Aventurine’s gaze is unreadable.

“Huh,” he says. “Not the kind of thing I would’ve expected you to say.”

“In my days of confessional, many came to me begging forgiveness for their thoughts,” Sunday says. “I always told them that recognizing their desire for sin and seeking to stop that desire instead of acting it out is a moral act, not a sin itself.”

Aventurine leans forward a little, props up his elbow on his knee and rests his hand on his chin. “I didn’t just wish for it, though, I enjoyed it while it was happening.”

“If a starving man is presented with a banquet, is it wrong for him to eat?”

“Aren’t you just full of surprises, Mr. Sunday.” Those striking eyes seem to be evaluating him. What exactly they see, he doesn’t know.

“I could say the same to you.”

“Oh yeah? What about me is so surprising?”

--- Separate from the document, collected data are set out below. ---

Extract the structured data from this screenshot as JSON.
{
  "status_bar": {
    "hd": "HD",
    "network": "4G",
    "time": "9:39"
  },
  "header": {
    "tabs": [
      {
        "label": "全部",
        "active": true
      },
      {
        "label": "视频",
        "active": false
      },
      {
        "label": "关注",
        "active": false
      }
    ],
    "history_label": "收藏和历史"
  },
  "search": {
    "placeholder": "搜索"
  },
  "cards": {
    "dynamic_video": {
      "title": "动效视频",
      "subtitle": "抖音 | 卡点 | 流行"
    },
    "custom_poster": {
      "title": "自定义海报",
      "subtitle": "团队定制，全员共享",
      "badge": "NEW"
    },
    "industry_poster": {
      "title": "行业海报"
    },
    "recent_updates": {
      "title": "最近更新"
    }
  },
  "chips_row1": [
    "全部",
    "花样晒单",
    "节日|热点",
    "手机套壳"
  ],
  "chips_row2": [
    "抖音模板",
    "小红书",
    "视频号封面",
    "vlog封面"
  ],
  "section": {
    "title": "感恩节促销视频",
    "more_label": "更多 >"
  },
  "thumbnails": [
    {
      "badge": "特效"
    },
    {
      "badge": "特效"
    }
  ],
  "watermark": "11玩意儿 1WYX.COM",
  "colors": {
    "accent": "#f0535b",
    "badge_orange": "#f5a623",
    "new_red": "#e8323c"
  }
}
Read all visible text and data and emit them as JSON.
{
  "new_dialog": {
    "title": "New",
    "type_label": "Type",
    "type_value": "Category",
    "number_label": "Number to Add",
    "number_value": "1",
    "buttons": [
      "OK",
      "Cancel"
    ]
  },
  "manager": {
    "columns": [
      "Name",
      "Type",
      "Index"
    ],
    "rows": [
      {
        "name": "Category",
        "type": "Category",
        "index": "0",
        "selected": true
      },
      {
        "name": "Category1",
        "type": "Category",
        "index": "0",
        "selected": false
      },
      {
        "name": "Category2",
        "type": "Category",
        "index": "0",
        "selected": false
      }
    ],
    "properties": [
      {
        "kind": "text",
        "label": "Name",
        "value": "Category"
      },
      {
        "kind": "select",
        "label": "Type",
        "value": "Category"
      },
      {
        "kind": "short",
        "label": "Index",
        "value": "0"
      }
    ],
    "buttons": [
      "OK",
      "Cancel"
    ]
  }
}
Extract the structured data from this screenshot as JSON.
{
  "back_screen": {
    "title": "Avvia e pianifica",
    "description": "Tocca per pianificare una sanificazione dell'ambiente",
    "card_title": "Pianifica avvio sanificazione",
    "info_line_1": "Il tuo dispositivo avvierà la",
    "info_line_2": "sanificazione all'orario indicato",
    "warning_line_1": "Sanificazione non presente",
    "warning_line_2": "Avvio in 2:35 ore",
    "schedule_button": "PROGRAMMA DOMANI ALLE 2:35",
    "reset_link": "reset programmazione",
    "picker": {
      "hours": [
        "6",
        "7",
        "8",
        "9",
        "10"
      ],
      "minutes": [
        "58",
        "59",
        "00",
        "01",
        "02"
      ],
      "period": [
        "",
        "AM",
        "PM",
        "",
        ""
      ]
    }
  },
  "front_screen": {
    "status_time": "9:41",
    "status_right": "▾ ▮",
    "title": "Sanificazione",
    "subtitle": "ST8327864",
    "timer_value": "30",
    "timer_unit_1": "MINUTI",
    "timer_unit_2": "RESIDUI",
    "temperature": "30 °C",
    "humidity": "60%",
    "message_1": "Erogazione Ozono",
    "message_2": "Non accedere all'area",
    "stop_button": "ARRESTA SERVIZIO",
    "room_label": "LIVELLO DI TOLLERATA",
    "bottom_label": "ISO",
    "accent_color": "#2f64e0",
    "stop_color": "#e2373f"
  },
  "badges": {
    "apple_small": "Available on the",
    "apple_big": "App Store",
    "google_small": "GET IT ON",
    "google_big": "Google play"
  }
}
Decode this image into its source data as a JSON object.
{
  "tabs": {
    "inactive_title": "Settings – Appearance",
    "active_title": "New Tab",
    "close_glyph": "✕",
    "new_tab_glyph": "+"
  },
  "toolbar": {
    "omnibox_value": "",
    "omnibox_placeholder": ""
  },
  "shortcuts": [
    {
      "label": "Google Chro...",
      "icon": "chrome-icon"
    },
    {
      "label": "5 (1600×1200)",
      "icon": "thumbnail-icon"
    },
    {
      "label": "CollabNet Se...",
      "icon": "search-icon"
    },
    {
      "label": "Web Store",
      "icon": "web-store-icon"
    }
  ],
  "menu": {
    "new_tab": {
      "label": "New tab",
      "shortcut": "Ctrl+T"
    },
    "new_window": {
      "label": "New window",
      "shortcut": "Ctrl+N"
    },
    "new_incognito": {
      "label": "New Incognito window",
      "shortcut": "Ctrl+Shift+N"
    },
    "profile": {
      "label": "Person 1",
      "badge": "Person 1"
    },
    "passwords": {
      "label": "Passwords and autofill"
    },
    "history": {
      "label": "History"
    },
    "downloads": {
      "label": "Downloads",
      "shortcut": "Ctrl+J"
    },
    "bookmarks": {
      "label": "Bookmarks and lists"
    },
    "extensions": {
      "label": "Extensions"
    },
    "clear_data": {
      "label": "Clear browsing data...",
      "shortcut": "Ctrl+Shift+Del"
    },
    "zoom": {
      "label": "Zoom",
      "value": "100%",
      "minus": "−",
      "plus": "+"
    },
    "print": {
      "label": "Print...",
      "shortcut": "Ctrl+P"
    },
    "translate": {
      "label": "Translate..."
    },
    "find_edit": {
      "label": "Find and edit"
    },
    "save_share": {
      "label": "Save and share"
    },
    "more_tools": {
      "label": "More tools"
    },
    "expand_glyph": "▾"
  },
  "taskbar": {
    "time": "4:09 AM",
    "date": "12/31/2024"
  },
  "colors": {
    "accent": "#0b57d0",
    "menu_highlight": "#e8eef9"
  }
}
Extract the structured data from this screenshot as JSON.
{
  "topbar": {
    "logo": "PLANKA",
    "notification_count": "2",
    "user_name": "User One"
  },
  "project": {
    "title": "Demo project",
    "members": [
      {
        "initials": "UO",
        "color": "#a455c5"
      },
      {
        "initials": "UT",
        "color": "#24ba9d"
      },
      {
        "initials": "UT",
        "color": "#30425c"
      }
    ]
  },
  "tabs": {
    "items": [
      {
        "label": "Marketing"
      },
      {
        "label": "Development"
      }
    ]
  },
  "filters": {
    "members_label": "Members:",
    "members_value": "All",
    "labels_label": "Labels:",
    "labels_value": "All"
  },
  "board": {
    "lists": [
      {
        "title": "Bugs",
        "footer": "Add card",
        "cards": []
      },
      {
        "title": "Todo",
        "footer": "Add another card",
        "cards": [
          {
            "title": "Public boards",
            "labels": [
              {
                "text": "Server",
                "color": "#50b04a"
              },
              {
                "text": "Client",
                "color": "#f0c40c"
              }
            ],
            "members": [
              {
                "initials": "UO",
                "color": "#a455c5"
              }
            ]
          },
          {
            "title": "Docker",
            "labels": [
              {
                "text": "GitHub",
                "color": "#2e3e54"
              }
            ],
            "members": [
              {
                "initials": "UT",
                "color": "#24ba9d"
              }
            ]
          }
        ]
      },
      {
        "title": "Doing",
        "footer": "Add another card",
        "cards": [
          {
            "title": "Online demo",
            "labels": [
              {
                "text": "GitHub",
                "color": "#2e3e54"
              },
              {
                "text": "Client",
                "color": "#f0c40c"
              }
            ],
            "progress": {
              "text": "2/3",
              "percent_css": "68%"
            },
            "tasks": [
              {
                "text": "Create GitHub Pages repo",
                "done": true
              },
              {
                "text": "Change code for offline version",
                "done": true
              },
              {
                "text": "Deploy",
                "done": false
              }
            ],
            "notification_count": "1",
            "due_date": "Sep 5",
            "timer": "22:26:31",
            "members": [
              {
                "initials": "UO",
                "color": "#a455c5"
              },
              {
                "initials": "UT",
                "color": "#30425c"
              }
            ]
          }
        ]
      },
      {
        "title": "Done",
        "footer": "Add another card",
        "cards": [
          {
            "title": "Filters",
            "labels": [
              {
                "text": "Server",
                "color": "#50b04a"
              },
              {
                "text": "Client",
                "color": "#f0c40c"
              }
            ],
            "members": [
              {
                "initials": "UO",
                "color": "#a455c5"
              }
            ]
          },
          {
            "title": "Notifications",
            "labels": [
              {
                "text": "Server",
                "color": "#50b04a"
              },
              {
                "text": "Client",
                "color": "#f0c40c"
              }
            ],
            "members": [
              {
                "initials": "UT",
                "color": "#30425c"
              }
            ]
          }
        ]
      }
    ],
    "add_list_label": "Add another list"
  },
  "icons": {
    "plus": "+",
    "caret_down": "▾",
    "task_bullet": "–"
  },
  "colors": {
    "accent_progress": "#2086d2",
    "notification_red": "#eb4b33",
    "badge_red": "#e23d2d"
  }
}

Sunday examines his words before choosing them. “Your willingness to speak to me about your past, for one,” he says. “The ante could have been anything, and yet you chose this. ‘Questions the loser doesn’t want to answer’, you said. Of course you were unlikely to lose, yet the possibility remained, and you have so far lost twice. So despite not wanting to speak of such things, you are nevertheless willing to. To me.”

Aventurine shrugs one shoulder. “You already know the broad strokes anyway,” he says. “It’s not like knowing I had a sister gives you any power over me. In fact, you have no power over me. I outrank you, I have seniority, and while we’re both Jade’s pet projects, I’ve got a proven track record making me valuable, and you don’t yet. A few words from me and I could have you thrown back in prison.”

“You haven’t, though,” Sunday says.

“Give me a reason and I will.”

“But you haven’t,” Sunday says. “Which is another surprise.”

Aventurine straightens up, rests an arm along the top of the couch. “You’ve been well-behaved so far,” he says. “Granted, it’s only been a few days.”

“I’m sure if you’d truly objected, Lady Jade would never have made the offer to me in the first place,” Sunday says.

“Lady Jade does what she wants.”

“You’re being very defensive about this,” Sunday observes. “Is it so onerous for you to say that you do not completely despise me?”

“It’d be real strange of me not to, given everything you’ve done.”

“But you don’t.”

Aventurine goes silent, then says, “Yeah, well, nobody ever accused me of having good judgment.”

He sits up and picks up the deck.

“Next round,” he says.

Sunday’s 6 becomes a 12 becomes a 17 becomes a 24. Aventurine wins.

It takes a while for Aventurine to ask his question, though. He leans his head back on the couch, stares up at the ceiling, rubs his eyes again. Then he sits back up and looks Sunday in the eye.

“Are you attracted to me?” he asks.

Sunday is…not at all sure how to answer that.

Aventurine fills the silence. “You said you didn’t enjoy it, but back on Penacony you sure seemed to be getting something out of messing with me,” he says. “And now you’re in my apartment, drinking with me, because I invited you on a whim to do something you really didn’t have any reason to do. And you keep looking at me. So.”

“If you’re asking if I came here with the intention to sleep with you, I did not,” Sunday says slowly.

“Not intending to, sure. But if I offered, would you take me up on it?”

“I can’t imagine why you would offer,” Sunday says. The idea had not occurred to him at all.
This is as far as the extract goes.